Her visit led to her conversion and salvation. In gratitude to Solomon, the Queen of the south gave King Solomon gifts. And she returned to her own country blessed (1 Kings 10:13).

Who Is The Queen Of The South In The Bible

The Queen of the South is mentioned by Jesus in Matthew 12:42 and its parallel passage, Luke 11:31. Jesus says the Queen of the South will bear witness on the Day of Judgment, condemning those Israelites who rejected Jesus as Lord. Jesus identifies the Queen of the South as a queen who visited King Solomon to benefit from his wisdom. From this, we can deduce that she is the Queen of Sheba who came to test Solomon with difficult questions (1 Kings 10:1).

Most biblical scholars believe that Sheba was a city in modern-day Ethiopia or Yemen, and that the Queen of the South was the ruler of that city, a woman of amazing wealth and power. Having heard reports of King Solomon’s wisdom, the Queen of Sheba wanted to find out if what she had heard was true, if there really could be a king that wise. So she traveled to Jerusalem to quiz Solomon with riddles. She also brought a wealth of gifts and spices and jewels from her own land to give to him (1 Kings 10:10; 2 Chronicles 9:9). Solomon answered all her questions (1 Kings 10:3) and repaid her in gifts of equal value. The Queen of the South then returned home (2 Chronicles 9:12).

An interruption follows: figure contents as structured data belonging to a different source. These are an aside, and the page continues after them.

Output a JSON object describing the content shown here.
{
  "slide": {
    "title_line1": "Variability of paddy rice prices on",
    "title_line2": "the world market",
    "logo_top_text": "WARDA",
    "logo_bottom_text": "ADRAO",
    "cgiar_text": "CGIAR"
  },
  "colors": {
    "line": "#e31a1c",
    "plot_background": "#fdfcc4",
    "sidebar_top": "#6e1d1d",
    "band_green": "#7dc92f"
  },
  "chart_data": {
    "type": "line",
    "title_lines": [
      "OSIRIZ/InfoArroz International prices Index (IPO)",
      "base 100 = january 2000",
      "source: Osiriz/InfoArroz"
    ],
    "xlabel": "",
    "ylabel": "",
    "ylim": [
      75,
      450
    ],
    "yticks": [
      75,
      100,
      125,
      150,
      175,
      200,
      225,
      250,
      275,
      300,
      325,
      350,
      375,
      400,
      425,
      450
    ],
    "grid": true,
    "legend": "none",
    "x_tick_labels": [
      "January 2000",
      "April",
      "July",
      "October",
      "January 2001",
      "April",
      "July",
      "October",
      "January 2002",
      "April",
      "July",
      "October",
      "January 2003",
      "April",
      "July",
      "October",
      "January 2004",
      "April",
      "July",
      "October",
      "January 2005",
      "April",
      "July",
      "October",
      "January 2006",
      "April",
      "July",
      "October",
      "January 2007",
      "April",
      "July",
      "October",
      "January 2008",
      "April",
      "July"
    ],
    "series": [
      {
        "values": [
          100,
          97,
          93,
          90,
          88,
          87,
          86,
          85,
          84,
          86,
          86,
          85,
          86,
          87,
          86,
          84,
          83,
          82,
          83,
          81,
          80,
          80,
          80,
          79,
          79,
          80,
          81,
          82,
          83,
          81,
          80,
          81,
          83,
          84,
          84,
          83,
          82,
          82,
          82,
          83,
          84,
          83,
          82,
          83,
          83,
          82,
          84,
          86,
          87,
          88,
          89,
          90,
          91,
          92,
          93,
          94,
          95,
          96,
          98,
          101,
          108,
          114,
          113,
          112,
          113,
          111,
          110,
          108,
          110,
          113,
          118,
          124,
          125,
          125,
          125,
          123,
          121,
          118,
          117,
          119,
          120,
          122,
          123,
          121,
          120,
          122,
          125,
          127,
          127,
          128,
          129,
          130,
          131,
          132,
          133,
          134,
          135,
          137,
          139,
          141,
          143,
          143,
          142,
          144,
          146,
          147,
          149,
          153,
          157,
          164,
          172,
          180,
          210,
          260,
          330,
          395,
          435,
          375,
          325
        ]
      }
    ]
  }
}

The Queen of the South has been the subject of many artistic works and legends. Some people also speculate that the Queen of the South is the same woman as the Shulammite mentioned in the Song of Solomon, because of the reference to the Shulammite’s dark skin (Song of Solomon 1:5). However, there is stronger evidence to suggest that the Shulammite came from Shunem, a region near Israel.

Jesus mentions the Queen of the South in the context of Israel’s rejection of their True King. Though she was a Gentile, she traveled a long distance to hear Solomon, and the treasures she brought showed her respect for him and the wisdom he possessed. In contrast, the Jews of Jesus’ time were unwilling to travel any distance to hear the King of kings. The Queen of Sheba’s lavish respect for Solomon stood in stark contrast to Israel’s flat-out rejection of Christ. Yet Christ is greater than Solomon (Matthew 12:42). Solomon was a son of David, but Jesus is the Son of David. Solomon was rich, but Jesus is the Creator of all riches. Solomon possessed the gift of wisdom, but Jesus is wisdom personified (1 Corinthians 1:30).